1. G.C. Williams, "The Tithonus error in modern gerontology," Quarterly Review of Biology, 74:405-15, 1999.
2. S.J. Olshansky, B.A. Carnes, The Quest for Immortality, New York: W.W. Norton, 2001.
3. L. Hayflick, "The future of aging," Nature, 408:267-9, 2000.
4. J. McCann, "Wanna bet?" The Scientist, 15:8, Feb. 5, 2001.
5. T. Perls et al., "Exceptional familial clustering for extreme longevity in humans," Journal of the American Geriatrics Society, 48:1483-5, 2000.
6. A.A. Puca et al., "A genome-wide scan for linkage to human exceptional longevity identifies a locus on chromosome 4," Proceedings of the National Academy of Sciences, 98:10505-8, Aug. 28, 2001.

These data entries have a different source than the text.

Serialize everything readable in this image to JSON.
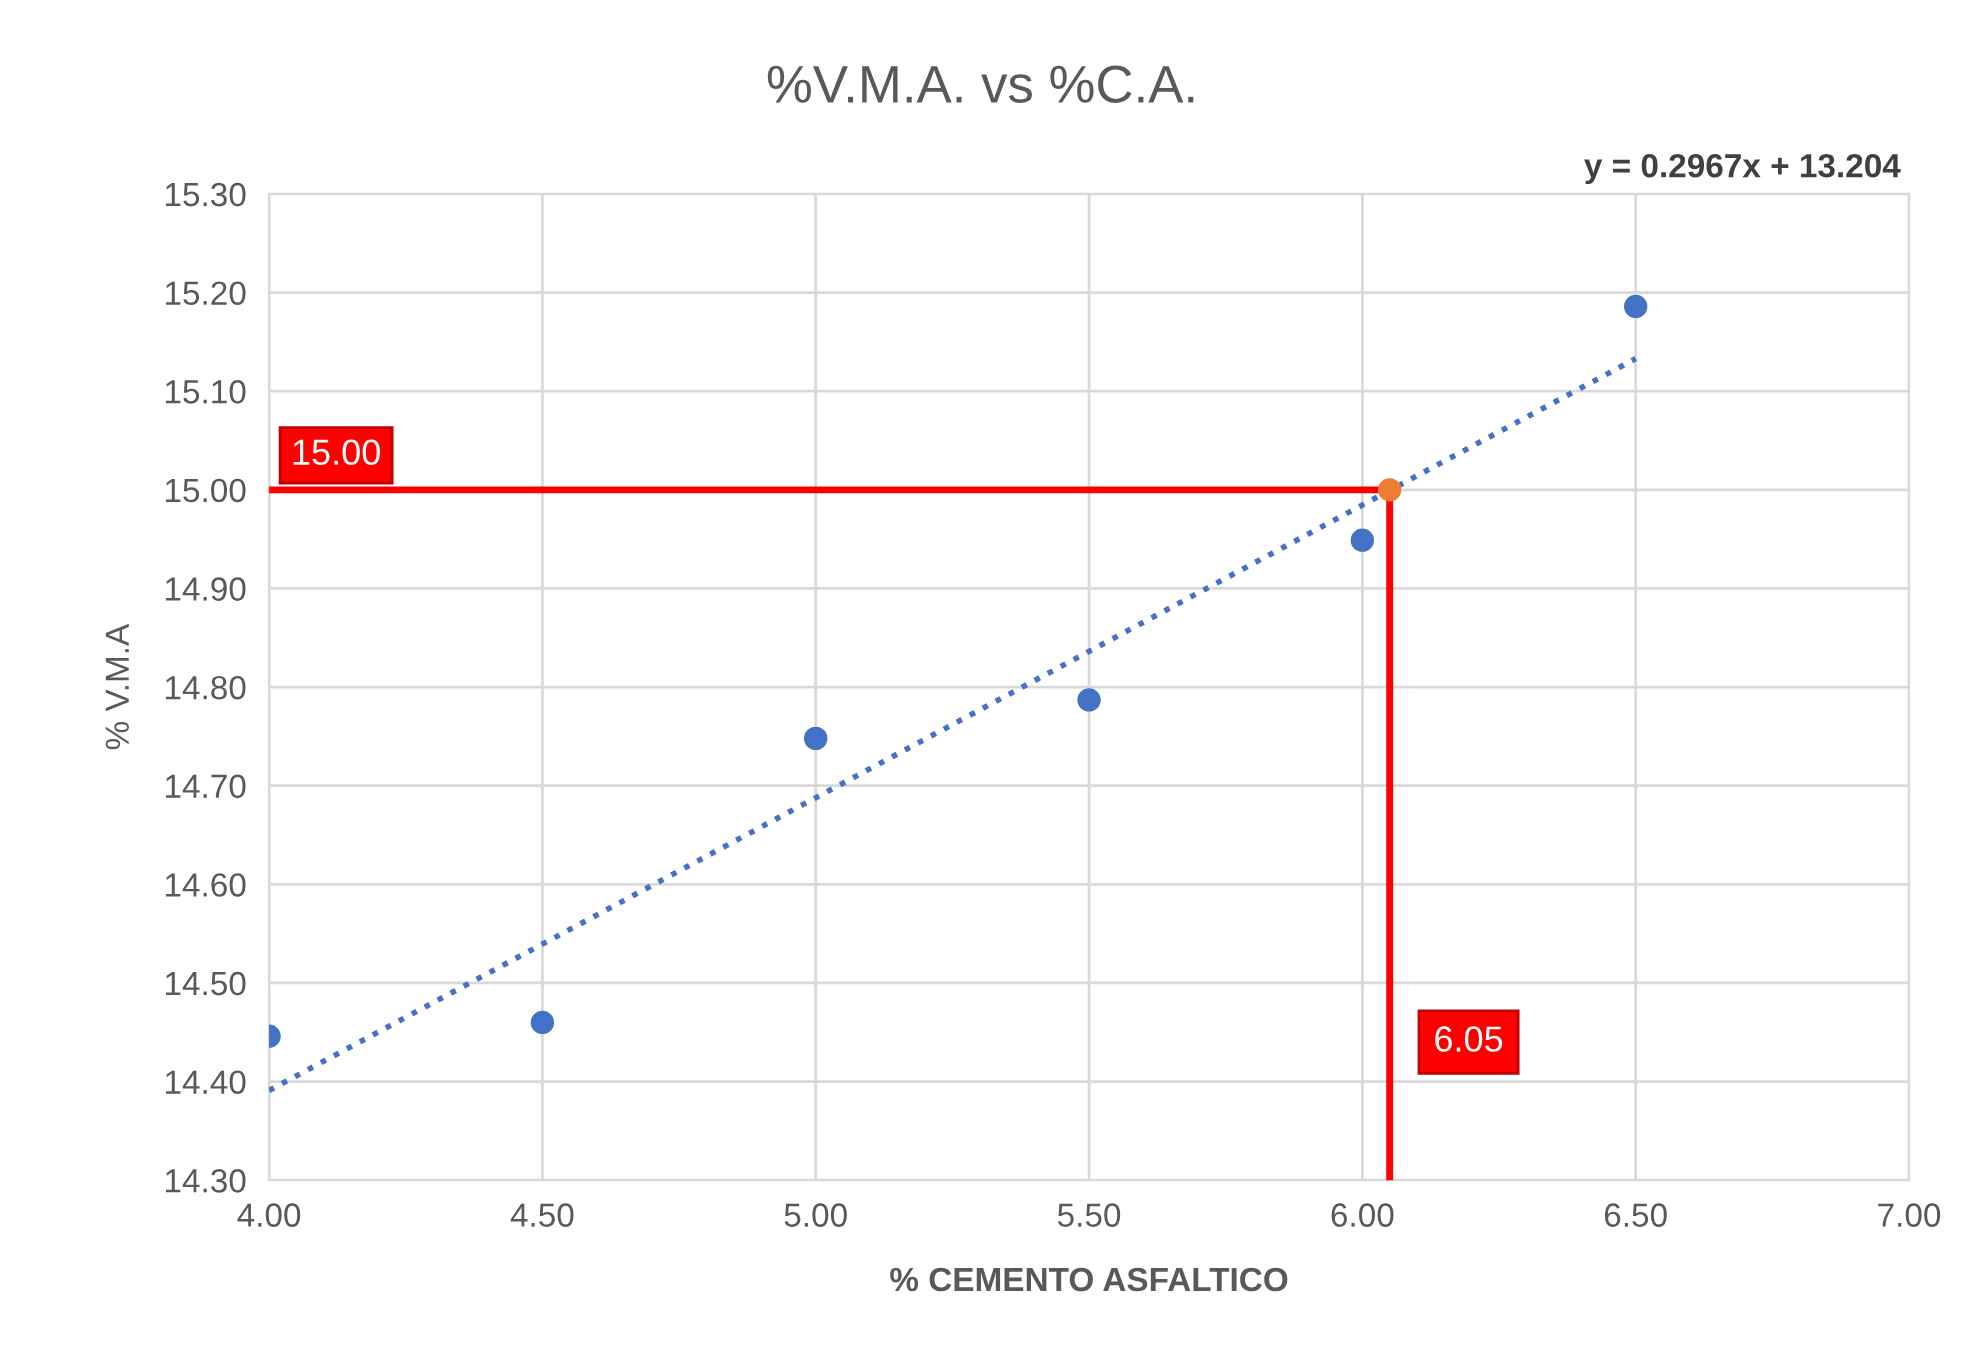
{
  "chart_data": {
    "type": "scatter",
    "title": "%V.M.A. vs %C.A.",
    "xlabel": "% CEMENTO ASFALTICO",
    "ylabel": "% V.M.A",
    "series": [
      {
        "color": "#4472c4",
        "x": [
          4.0,
          4.5,
          5.0,
          5.5,
          6.0,
          6.5
        ],
        "values": [
          14.446,
          14.46,
          14.748,
          14.787,
          14.949,
          15.186
        ]
      },
      {
        "color": "#ed7d31",
        "x": [
          6.05
        ],
        "values": [
          15.0
        ]
      },
      {
        "type": "line",
        "color": "#4472c4",
        "line_style": "dotted",
        "marker": "none",
        "x": [
          4.0,
          6.5
        ],
        "values": [
          14.391,
          15.133
        ]
      }
    ],
    "xlim": [
      4.0,
      7.0
    ],
    "xticks": [
      {
        "value": 4.0,
        "label": "4.00"
      },
      {
        "value": 4.5,
        "label": "4.50"
      },
      {
        "value": 5.0,
        "label": "5.00"
      },
      {
        "value": 5.5,
        "label": "5.50"
      },
      {
        "value": 6.0,
        "label": "6.00"
      },
      {
        "value": 6.5,
        "label": "6.50"
      },
      {
        "value": 7.0,
        "label": "7.00"
      }
    ],
    "ylim": [
      14.3,
      15.3
    ],
    "yticks": [
      {
        "value": 14.3,
        "label": "14.30"
      },
      {
        "value": 14.4,
        "label": "14.40"
      },
      {
        "value": 14.5,
        "label": "14.50"
      },
      {
        "value": 14.6,
        "label": "14.60"
      },
      {
        "value": 14.7,
        "label": "14.70"
      },
      {
        "value": 14.8,
        "label": "14.80"
      },
      {
        "value": 14.9,
        "label": "14.90"
      },
      {
        "value": 15.0,
        "label": "15.00"
      },
      {
        "value": 15.1,
        "label": "15.10"
      },
      {
        "value": 15.2,
        "label": "15.20"
      },
      {
        "value": 15.3,
        "label": "15.30"
      }
    ],
    "ref_lines": [
      {
        "axis": "y",
        "value": 15.0,
        "label": "15.00",
        "color": "#ff0000"
      },
      {
        "axis": "x",
        "value": 6.05,
        "label": "6.05",
        "color": "#ff0000"
      }
    ],
    "annotations": [
      "y = 0.2967x + 13.204"
    ],
    "grid": true,
    "marker": "circle"
  }
}
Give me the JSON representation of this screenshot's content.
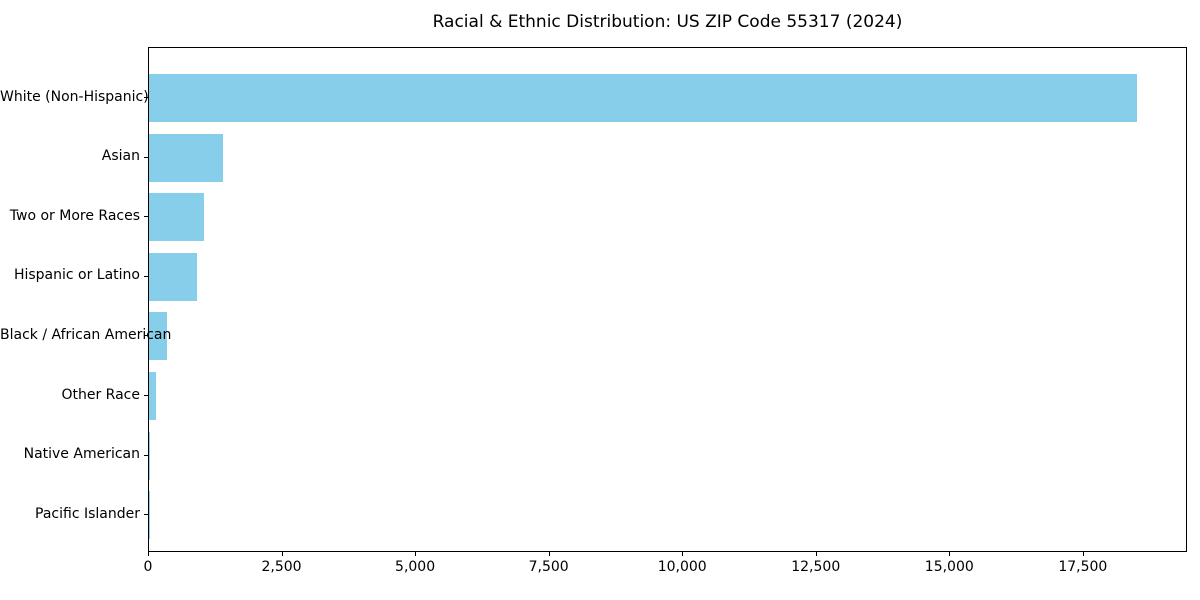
{
  "chart_data": {
    "type": "bar",
    "orientation": "horizontal",
    "title": "Racial & Ethnic Distribution: US ZIP Code 55317 (2024)",
    "categories": [
      "White (Non-Hispanic)",
      "Asian",
      "Two or More Races",
      "Hispanic or Latino",
      "Black / African American",
      "Other Race",
      "Native American",
      "Pacific Islander"
    ],
    "values": [
      18500,
      1390,
      1030,
      900,
      330,
      130,
      25,
      5
    ],
    "xlabel": "",
    "ylabel": "",
    "xlim": [
      0,
      19450
    ],
    "x_ticks": [
      0,
      2500,
      5000,
      7500,
      10000,
      12500,
      15000,
      17500
    ],
    "x_tick_labels": [
      "0",
      "2,500",
      "5,000",
      "7,500",
      "10,000",
      "12,500",
      "15,000",
      "17,500"
    ],
    "grid": "off",
    "legend": "none",
    "bar_color": "#87CEEB",
    "spine_color": "#000000",
    "text_color": "#000000",
    "background_color": "#FFFFFF"
  }
}
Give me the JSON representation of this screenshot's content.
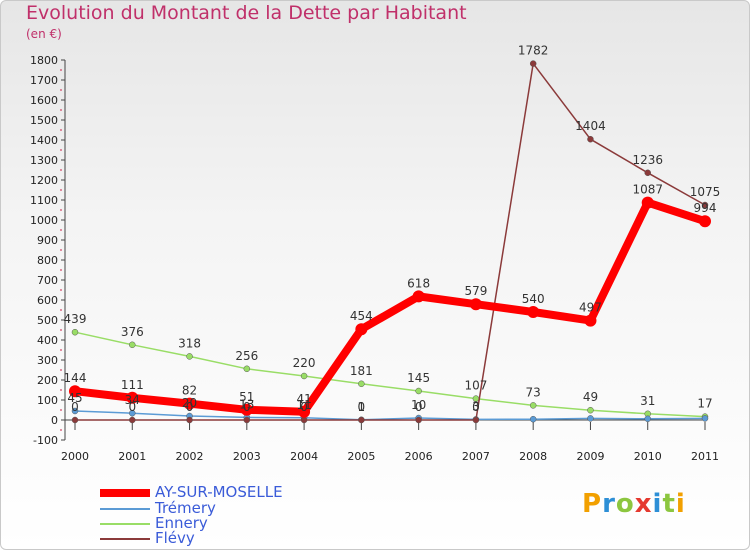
{
  "title": "Evolution du Montant de la Dette par Habitant",
  "subtitle": "(en €)",
  "logo": "Proxiti",
  "chart_data": {
    "type": "line",
    "x": [
      "2000",
      "2001",
      "2002",
      "2003",
      "2004",
      "2005",
      "2006",
      "2007",
      "2008",
      "2009",
      "2010",
      "2011"
    ],
    "ylim": [
      -100,
      1800
    ],
    "yticks": [
      -100,
      0,
      100,
      200,
      300,
      400,
      500,
      600,
      700,
      800,
      900,
      1000,
      1100,
      1200,
      1300,
      1400,
      1500,
      1600,
      1700,
      1800
    ],
    "grid": false,
    "legend_position": "bottom-left",
    "series": [
      {
        "name": "AY-SUR-MOSELLE",
        "color": "#ff0000",
        "width": 8,
        "marker": 6,
        "values": [
          144,
          111,
          82,
          51,
          41,
          454,
          618,
          579,
          540,
          497,
          1087,
          994
        ],
        "labels": [
          "144",
          "111",
          "82",
          "51",
          "41",
          "454",
          "618",
          "579",
          "540",
          "497",
          "1087",
          "994"
        ]
      },
      {
        "name": "Trémery",
        "color": "#5b9bd5",
        "width": 1.5,
        "marker": 3,
        "values": [
          45,
          34,
          20,
          13,
          11,
          1,
          10,
          3,
          4,
          8,
          6,
          8
        ],
        "labels": [
          "45",
          "34",
          "20",
          "13",
          "11",
          "1",
          "10",
          "3",
          "",
          "",
          "",
          ""
        ]
      },
      {
        "name": "Ennery",
        "color": "#99dd66",
        "width": 1.5,
        "marker": 3,
        "values": [
          439,
          376,
          318,
          256,
          220,
          181,
          145,
          107,
          73,
          49,
          31,
          17
        ],
        "labels": [
          "439",
          "376",
          "318",
          "256",
          "220",
          "181",
          "145",
          "107",
          "73",
          "49",
          "31",
          "17"
        ]
      },
      {
        "name": "Flévy",
        "color": "#8b3a3a",
        "width": 1.5,
        "marker": 3,
        "values": [
          0,
          0,
          0,
          0,
          0,
          0,
          0,
          0,
          1782,
          1404,
          1236,
          1075
        ],
        "labels": [
          "0",
          "0",
          "0",
          "0",
          "0",
          "0",
          "0",
          "0",
          "1782",
          "1404",
          "1236",
          "1075"
        ]
      }
    ]
  }
}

7. A. Mack, "Trying to unlock the mysteries of free radicals and antioxidants," The Scientist, 10:13, 1996.
8. L. Hayflick, P.S. Moorehead, "Serial cultivation of human diploid cell strains." Experimental Cell Research, 25:585, 1961.
9. G. Krupp, R. Parwaresch, eds., Human Cancer and Biology of Telomeres and Telomerases, Georgetown, Texas: Eurekah.com, in press.
10. J. Campisi, "Cancer, aging, and cellular senescence," In vivo, 14:183-8, 2000.
11. S.D. Tyner et al., "p53 mice that display early ageing-associated phenotypes," Nature, 415:45-53, Jan. 3, 2002.